Agriculture, nucléaire:Le même désastre !
Par Gil Rivière-Wekstein,fondateur et rédacteur de la revue « Agriculture & Environnement »
« Il existe un parallèle incontestable entre ce qu’a subi la filière nucléaire et ce que connaît aujourd’hui l’agriculture française»
A la grande surprise de nombre de nos concitoyens, la France connaît aujourd’hui une incertitude concernant son approvisionnement en électricité pour cet hiver. Alors que notre pays s’est doté d’un considérable parc nucléaire faisant de la France le champion mondial de l’atome, la conjugaison d’une série d’éléments imprévus et conjoncturels explique partiellement cette situation ubuesque (guerre en Ukraine, bouleversement de l’agenda de la maintenance des centrales, problèmes de corrosion dans un certain nombre d’unités de production, etc.)… Mais cela ne saurait suffire à justifier que le président de la République réclame au pays la « sobriété énergétique », terme plus politiquement acceptable que celui de « rationnement » et de « fermeture partielle de nos entreprises ».
En réalité, cela fait plusieurs décennies que l’exécutif adresse un message clair à la filière nucléaire, en lui ordonnant de se défaire d’un de ses joyaux industriels. Le sabordage a commencé dès 1997 avec l’arrêt du projet de Superphénix et s’est poursuivi jusqu’à la fermeture de Fessenheim, en passant par l’arrêt du projet d’Astrid, un prototype de réacteur dit de « quatrième génération », qui devait être mis en service dès 2020. Depuis lors, EDF s’est dédié à la formation d’équipes pour gérer le démantèlement de ses centrales, au prix de ne plus avoir suffisamment de personnel formé pour garantir une maintenance efficace et encore moins des équipes pour la création de nouvelles unités. Ce choix stratégique résulte d’un cruel manque d’anticipation politique dû aux multiples compromis que les présidences successives ont accordés aux responsables de l’écologie politique.
Pour qui connaît le monde agricole, il existe un parallèle incontestable entre ce qu’a subi la filière nucléaire et ce que connaît aujourd’hui l’agriculture française. Comme vient de le confirmer un rapport sur la compétitivité de la ferme France, rédigé par les sénateurs Duplomb, Louault et Mérillou, remis à la Commission des affaires économiques ce 28 septembre, « la Ferme France décroche ». « La France, “grenier de l’Europe”, est désormais déficitaire avec l’Union européenne en matière alimentaire depuis 2015. Hors vins, elle est même déficitaire avec le monde entier. » Plus inquiétant encore : « le potentiel productif agricole s’érode d’année en année par une baisse du nombre d’exploitations, une chute de la surface agricole utile en cultures et un plafonnement des rendements.

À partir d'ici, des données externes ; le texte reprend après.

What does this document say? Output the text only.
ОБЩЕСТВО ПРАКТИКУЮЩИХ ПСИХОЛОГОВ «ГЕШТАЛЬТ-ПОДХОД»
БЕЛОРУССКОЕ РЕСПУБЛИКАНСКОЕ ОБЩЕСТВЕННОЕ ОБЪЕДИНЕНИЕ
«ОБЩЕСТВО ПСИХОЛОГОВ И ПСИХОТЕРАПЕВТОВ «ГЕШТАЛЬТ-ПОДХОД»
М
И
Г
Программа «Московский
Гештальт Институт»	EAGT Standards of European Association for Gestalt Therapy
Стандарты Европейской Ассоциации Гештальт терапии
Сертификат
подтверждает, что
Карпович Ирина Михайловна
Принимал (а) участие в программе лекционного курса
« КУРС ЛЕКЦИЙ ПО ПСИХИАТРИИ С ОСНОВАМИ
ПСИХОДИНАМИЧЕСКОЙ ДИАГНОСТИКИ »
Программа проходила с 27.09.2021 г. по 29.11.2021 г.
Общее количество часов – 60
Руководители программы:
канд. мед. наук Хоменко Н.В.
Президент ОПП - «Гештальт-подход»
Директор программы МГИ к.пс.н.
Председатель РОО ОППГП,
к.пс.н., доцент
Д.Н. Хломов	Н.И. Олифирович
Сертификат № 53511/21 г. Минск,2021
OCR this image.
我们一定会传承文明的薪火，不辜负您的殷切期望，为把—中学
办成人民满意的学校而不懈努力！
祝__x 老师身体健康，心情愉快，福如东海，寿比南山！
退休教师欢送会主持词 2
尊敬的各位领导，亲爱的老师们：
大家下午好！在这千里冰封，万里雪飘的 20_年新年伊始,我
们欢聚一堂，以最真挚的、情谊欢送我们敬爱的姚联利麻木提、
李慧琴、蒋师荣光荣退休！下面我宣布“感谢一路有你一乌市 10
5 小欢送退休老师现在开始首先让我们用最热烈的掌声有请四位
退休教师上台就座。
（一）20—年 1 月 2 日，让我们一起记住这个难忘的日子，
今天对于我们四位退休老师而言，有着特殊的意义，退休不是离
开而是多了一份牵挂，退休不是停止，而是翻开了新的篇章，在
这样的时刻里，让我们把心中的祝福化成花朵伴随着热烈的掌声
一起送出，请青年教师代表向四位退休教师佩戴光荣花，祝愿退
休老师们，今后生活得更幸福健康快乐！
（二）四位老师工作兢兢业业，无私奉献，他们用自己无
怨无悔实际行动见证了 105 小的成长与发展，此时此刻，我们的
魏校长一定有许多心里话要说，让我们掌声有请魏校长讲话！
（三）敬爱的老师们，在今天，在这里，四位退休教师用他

La productivité de l’agroalimentaire, faute d’investissements suffisants compte tenu de la guerre des prix, est également en berne. »
Résultat : 71 % de notre consommation de fruits est importée, 28 % de notre consommation de légumes. Et c’est pire pour ce qui concerne l’élevage : 56 % de la viande ovine consommée en France est importée, 22 % de la viande bovine, 45 % du poulet, 26 % du porc et 30 % de notre consommation de produits laitiers. A cela s’ajoutent les 63 % de protéines que nous consommons, issues d’oléagineux importés à destination des élevages, et entre 70 et 80 % de nos besoins de miel. De seconde exportatrice mondiale qu’elle était, derrière les Etats-Unis, au début des années 1990, la France est passée au sixième rang. Supplantée successivement par les Pays-Bas et l’Allemagne, puis par la Chine et le Brésil. Nos parts de marché ont fondu de 11 % en 1990 à moins de 5 % en 2021.
Comment en est-on arrivé là ? La réponse est simple : en minimisant l’importance stratégique de l’agriculture, non seulement l’exécutif français n’a pas su accompagner sa nécessaire modernisation, notamment dans les filières d’élevage, comme l’ont pourtant fait nos voisins européens (Danemark, Espagne, Allemagne), mais, bien pire, en laissant le champ libre à la propagande écologiste décroissante, il a paralysé son développement.
Cela s’est traduit par le blocage systématique de tous les projets d’irrigation, par d’insupportables contraintes administratives que subissent les exploitants agricoles à tous les niveaux, par la réduction considérable des outils de production disponibles pour les agriculteurs, notamment dans le domaine de la protection des plantes, et enfin par un non-accès à l’innovation.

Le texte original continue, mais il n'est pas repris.